"There is nothing stronger than a broken woman who has rebuilt herself!" Hannah Gadsby defiantly proclaims in her comedy show Nanette. Yes, you should "run, don't walk" to your nearest couch to catch the acclaimed Netflix special. It was recorded at the Sydney Opera House, which, although only a six-hour flight, is culturally light-years from Tasmania, where the queer, brainy 40-year-old misfit grew up. It wasn't until 1997 that the island decriminalized gay sex, the last Australian state to do so.
So, imagine the combination of fear and courage it took the gawky 17-year-old Gadsby to talk to a girl her age at a bus stop. The comedian uses the story as part of her live routine, but with a twist: She goes on to explain how the encounter ended -- with a brutal beating by the girl's boyfriend. His rationale for assaulting Gadsby, who was not out, not even to herself, at the time: "It's not OK to hit girls, but it is OK to hit a 'lady faggot.'"
No one intervened.
If only the young Gadsby could have time-traveled to 2018, when she's drowning in attention and opportunities for a politically subversive show that examines the misogyny and homophobia she experienced, the ways that trauma bleeds into every cell, and the reasons she needed to tell the tales she'd obfuscated in jokes. In a one-hour whirlwind, Gadsby nimbly deconstructs stand-up comedy as she performs it, and explores how fans are complicit in pushing artists to relive trauma on stage, even when it is part of their act.
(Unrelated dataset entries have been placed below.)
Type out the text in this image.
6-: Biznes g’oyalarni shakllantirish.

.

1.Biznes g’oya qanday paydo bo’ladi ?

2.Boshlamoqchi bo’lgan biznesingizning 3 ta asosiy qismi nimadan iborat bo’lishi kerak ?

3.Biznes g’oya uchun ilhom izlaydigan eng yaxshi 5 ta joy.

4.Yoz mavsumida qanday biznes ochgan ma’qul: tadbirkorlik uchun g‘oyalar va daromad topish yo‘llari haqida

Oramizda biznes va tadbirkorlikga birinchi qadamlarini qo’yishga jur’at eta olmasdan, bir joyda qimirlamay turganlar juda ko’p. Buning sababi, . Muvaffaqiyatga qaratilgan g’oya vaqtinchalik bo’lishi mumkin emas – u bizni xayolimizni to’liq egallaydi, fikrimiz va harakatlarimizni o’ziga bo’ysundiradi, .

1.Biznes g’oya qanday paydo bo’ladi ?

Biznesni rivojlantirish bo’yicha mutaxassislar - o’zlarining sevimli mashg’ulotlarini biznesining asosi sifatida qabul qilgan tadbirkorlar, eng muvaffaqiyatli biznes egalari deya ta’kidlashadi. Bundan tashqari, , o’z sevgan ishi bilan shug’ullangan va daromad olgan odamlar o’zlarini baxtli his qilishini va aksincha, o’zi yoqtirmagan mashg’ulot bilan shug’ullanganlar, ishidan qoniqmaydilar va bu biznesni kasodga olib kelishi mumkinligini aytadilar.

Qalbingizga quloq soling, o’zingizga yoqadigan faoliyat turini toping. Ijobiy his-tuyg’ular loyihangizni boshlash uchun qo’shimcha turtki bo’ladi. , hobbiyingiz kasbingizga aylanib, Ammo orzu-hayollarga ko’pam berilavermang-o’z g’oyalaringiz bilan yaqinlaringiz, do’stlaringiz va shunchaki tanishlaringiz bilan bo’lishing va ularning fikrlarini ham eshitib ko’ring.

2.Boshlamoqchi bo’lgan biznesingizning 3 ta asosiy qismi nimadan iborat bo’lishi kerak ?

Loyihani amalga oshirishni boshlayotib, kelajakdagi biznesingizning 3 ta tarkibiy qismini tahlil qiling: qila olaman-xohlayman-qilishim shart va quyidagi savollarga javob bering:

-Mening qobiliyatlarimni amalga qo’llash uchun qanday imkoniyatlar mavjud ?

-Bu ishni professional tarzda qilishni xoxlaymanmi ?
However transformative the experience, there is a cost of living aloud, especially for trauma survivors. "Over time it was cathartic," Gadsby acknowledges. "People being emotionally affected by my story was something I've never experienced in my day-to-day world, so, in a convoluted way, yes, cathartic, but each performance was also grueling and devastating."
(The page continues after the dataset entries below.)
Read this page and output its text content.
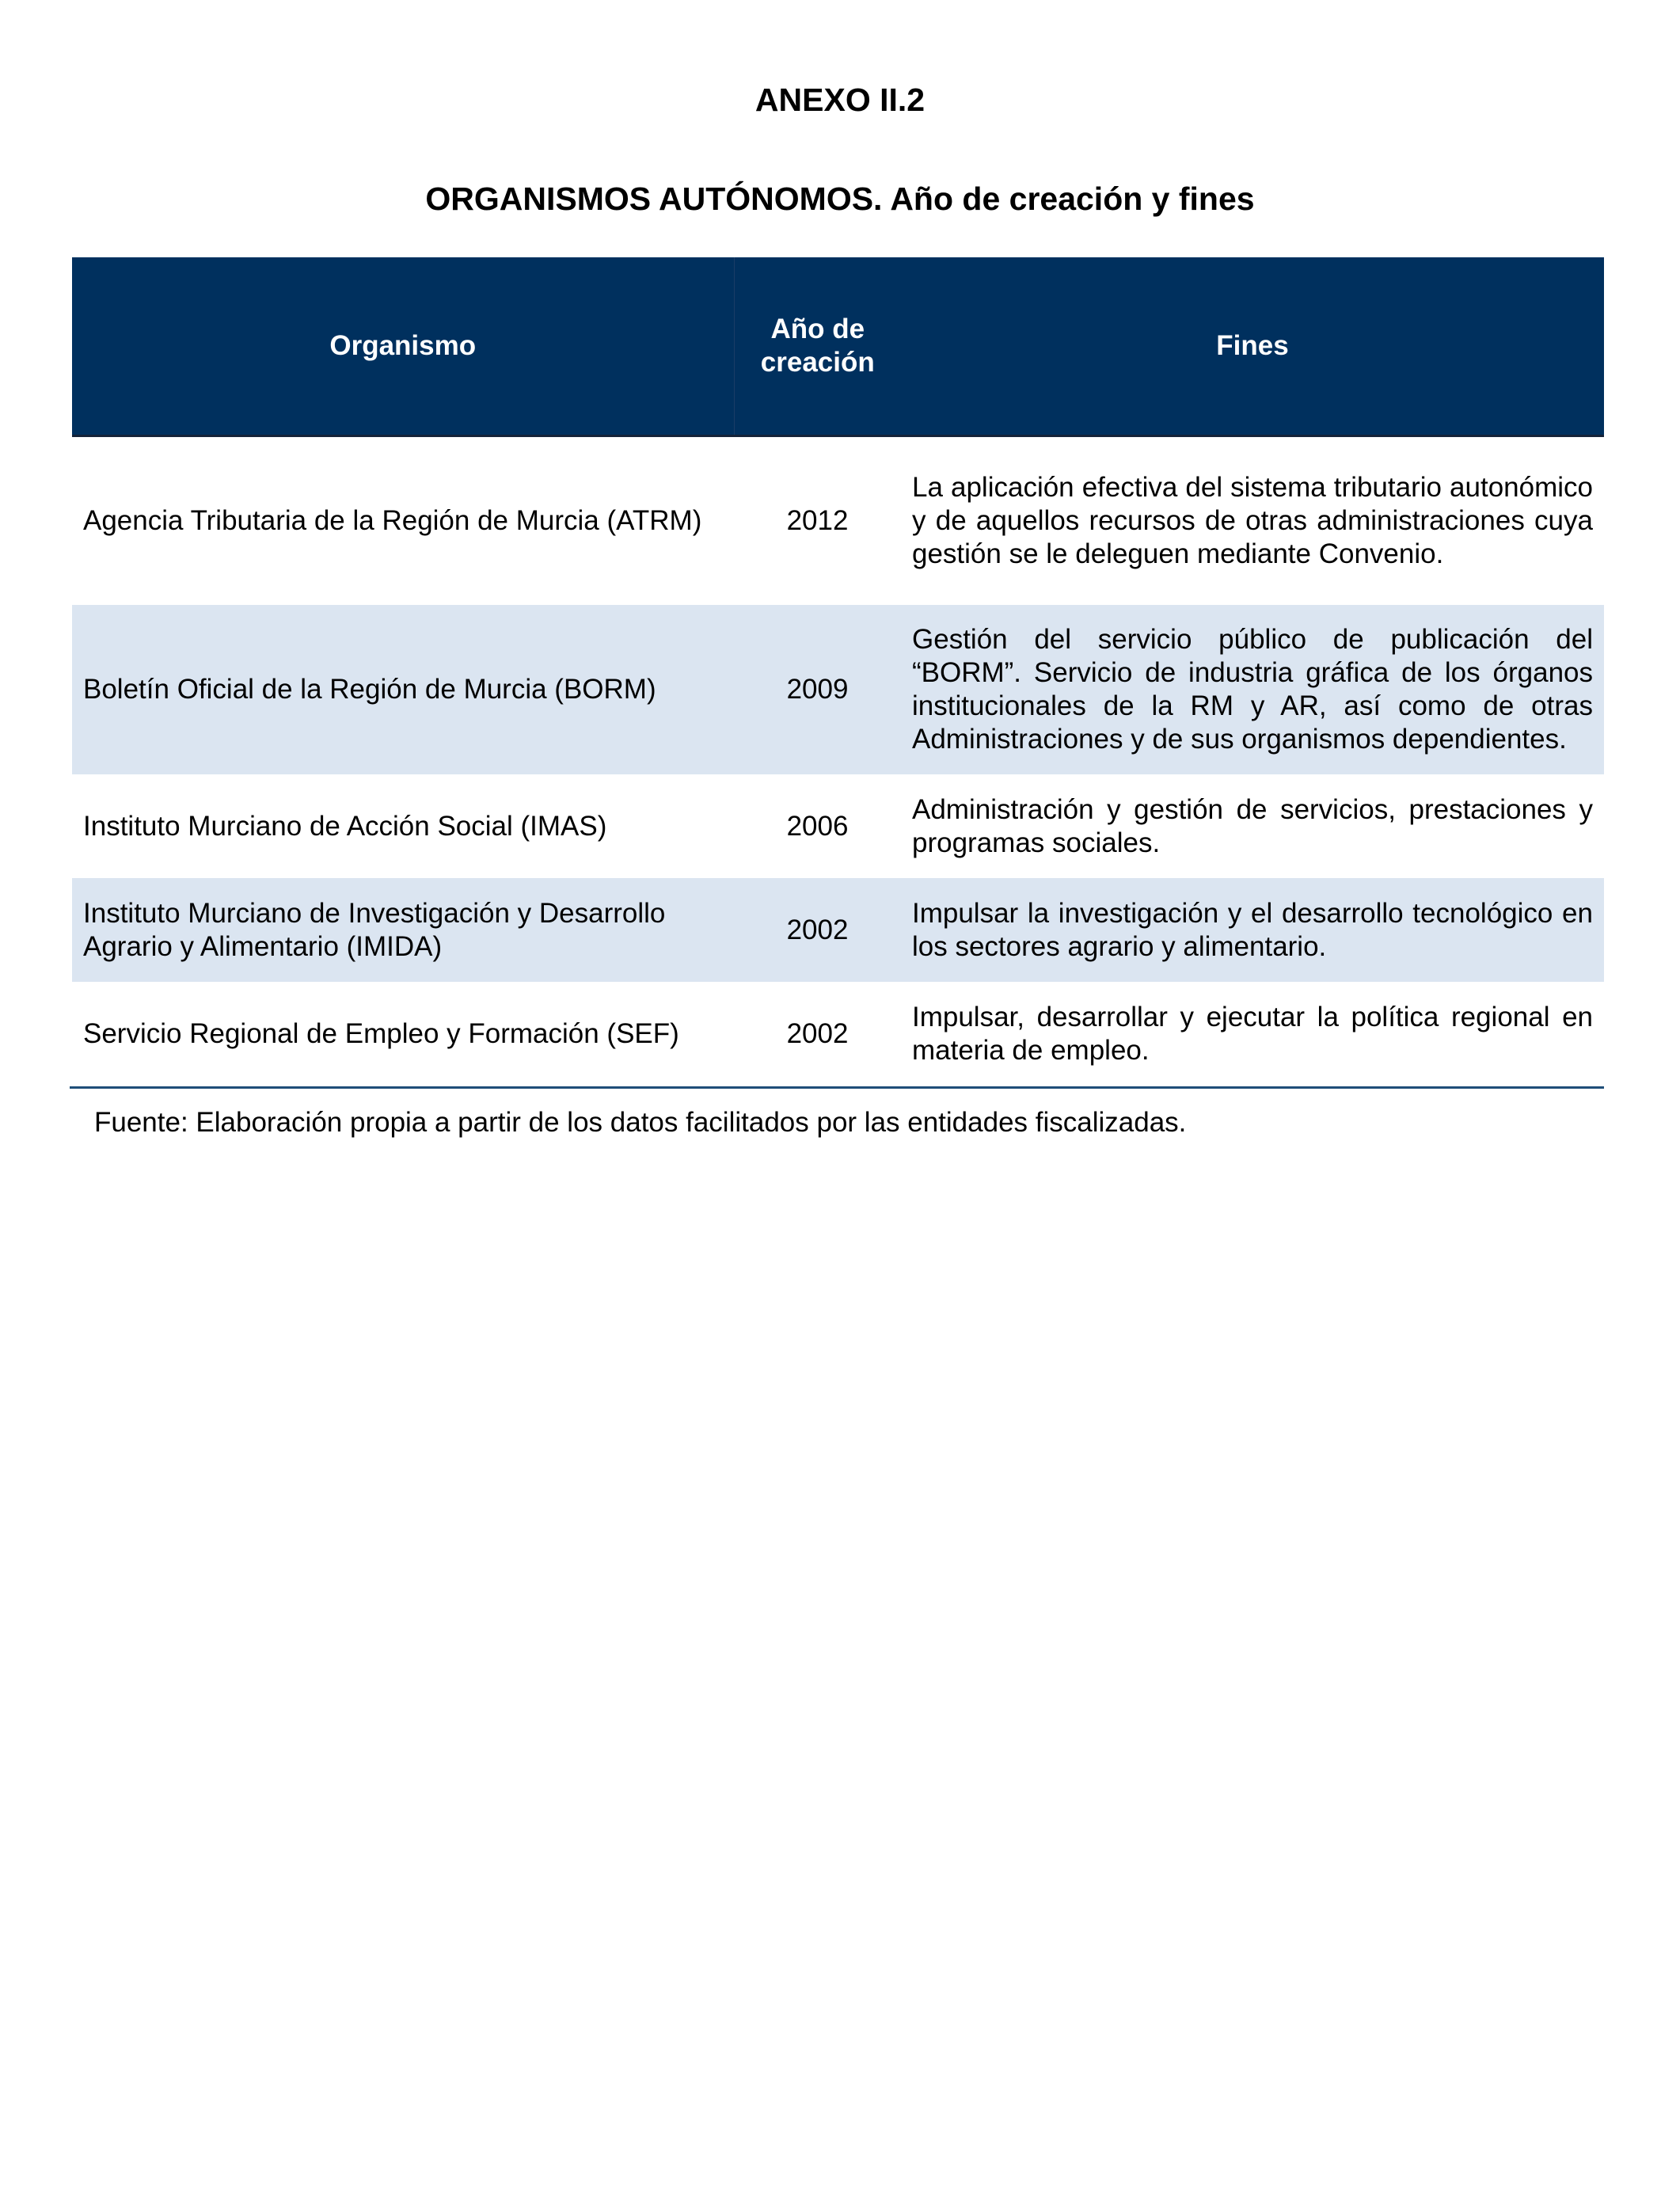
ANEXO II.2
ORGANISMOS AUTÓNOMOS. Año de creación y fines
Organismo	Año de creación	Fines
Agencia Tributaria de la Región de Murcia (ATRM)	2012	La aplicación efectiva del sistema tributario autonómico y de aquellos recursos de otras administraciones cuya gestión se le deleguen mediante Convenio.
Boletín Oficial de la Región de Murcia (BORM)	2009	Gestión del servicio público de publicación del “BORM”. Servicio de industria gráfica de los órganos institucionales de la RM y AR, así como de otras Administraciones y de sus organismos dependientes.
Instituto Murciano de Acción Social (IMAS)	2006	Administración y gestión de servicios, prestaciones y programas sociales.
Instituto Murciano de Investigación y Desarrollo Agrario y Alimentario (IMIDA)	2002	Impulsar la investigación y el desarrollo tecnológico en los sectores agrario y alimentario.
Servicio Regional de Empleo y Formación (SEF)	2002	Impulsar, desarrollar y ejecutar la política regional en materia de empleo.
Fuente: Elaboración propia a partir de los datos facilitados por las entidades fiscalizadas.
Much like Tig Notaro's stand-up special on facing illness and the death of her mom, or Adrienne Truscott's skewering of rape culture, Gadsby's show-within-a-show can feel disquieting. She digs into our relationship to power and the ways in which violence, misogyny, and homophobia stem from it, and asks questions that force us to reflect on our own conditioning. "Why is insensitivity something to strive for?" she asks in her show, before adding, "It's my sensitivity that has helped me navigate a very difficult life's path."
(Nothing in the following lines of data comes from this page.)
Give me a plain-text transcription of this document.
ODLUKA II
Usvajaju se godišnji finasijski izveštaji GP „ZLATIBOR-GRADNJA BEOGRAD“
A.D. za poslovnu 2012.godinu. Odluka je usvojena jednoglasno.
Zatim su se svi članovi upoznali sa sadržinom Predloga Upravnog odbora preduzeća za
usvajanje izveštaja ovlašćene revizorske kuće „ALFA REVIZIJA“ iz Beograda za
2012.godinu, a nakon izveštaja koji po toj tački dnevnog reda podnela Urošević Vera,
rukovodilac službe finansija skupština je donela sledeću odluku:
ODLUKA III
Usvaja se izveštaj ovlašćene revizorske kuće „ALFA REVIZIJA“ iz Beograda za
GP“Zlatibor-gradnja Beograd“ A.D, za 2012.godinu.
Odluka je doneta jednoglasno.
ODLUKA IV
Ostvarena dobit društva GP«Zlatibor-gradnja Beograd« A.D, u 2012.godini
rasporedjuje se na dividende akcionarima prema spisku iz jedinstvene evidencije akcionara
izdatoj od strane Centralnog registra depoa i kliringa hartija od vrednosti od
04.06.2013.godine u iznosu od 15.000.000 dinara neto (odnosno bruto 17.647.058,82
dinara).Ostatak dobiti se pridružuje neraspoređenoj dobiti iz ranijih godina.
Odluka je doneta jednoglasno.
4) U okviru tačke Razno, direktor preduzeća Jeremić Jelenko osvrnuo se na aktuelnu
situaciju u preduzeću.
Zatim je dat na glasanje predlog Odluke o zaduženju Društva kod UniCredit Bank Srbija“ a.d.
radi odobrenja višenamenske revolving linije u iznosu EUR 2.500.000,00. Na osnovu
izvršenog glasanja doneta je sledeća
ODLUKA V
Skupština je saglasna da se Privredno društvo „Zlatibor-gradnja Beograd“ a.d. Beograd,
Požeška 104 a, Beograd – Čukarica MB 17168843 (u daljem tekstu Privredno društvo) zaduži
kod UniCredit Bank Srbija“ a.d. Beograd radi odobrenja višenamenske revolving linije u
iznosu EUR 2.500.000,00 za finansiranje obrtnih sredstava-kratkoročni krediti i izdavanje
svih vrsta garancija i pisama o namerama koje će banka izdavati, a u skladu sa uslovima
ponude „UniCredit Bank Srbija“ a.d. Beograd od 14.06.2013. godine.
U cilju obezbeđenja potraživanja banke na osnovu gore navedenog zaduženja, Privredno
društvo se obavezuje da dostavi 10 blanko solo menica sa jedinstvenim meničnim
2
But she is not reactive as much as responsive, and her experience as a comic pays off with measured proposals. Gadsby says she can no longer sandwich her pain between punch lines or sugarcoat harsh truths. Stand-up provides incessant levity and she won't, as she dryly puts it, "babysit" the audience with jokes, even if she does sprinkle Nanette with quips. "I make no attempt to relieve [or] make it any easier for the audience," she says, shortly after taping a segment for The Late Show with Jimmy Fallon. "I changed that."
On Fallon, Gadsby renounced a previous threat to "quit comedy," although her immediate priority, she said, was to take a nap. She deserves one. Her schedule, subject matter, and vulnerability as a performer must be exhausting.
"I made a very conscious choice to be very present in the material I'm delivering because I was breaking the contract with the audience," she says. "It would have been irresponsible to an audience to phone that content in." On stage her compassion is palpable. "To take better care of the experience of the audience, I could not protect myself," she says. "In order to go through that each show, as I did, meant that we got to share it."
While she draws on her own stories, Gadsby is quick to offer multifaceted revelations about culture. A former art history major, she eviscerates Picasso for his affair with the 17-year-old Marie-Therese Walter. Like Walter, Gadsby's life was irrevocably altered at 17. Like Picasso, Gadsby can paint a textured portrait, and reveals how Cubism offered her a formidable lens into how numerous points of views co-exist. Her greatest strength as a writer is the ability to distill many truths into a single vision; she merely wants to add a female point of view.
Gadsby is keenly aware of the irony of her newfound popularity, given that she devotes much of the show to caution against our seductively dangerous tendency of deifying artists, including comedians, who sustain a violent or unjust system while earning credit for dismantling it. She is taking her fame with a pound of salt. While she says she is trying not to pay attention to the hoopla, she admits that "the show took on a life of its own."
Few mortals can weave stories as expertly, but Gadsby is very much human. Towards the end of Nanette, she asks the audience to acknowledge our shared vulnerability by reminding us, "Please take care of my story." It seems the least we can do with this gift.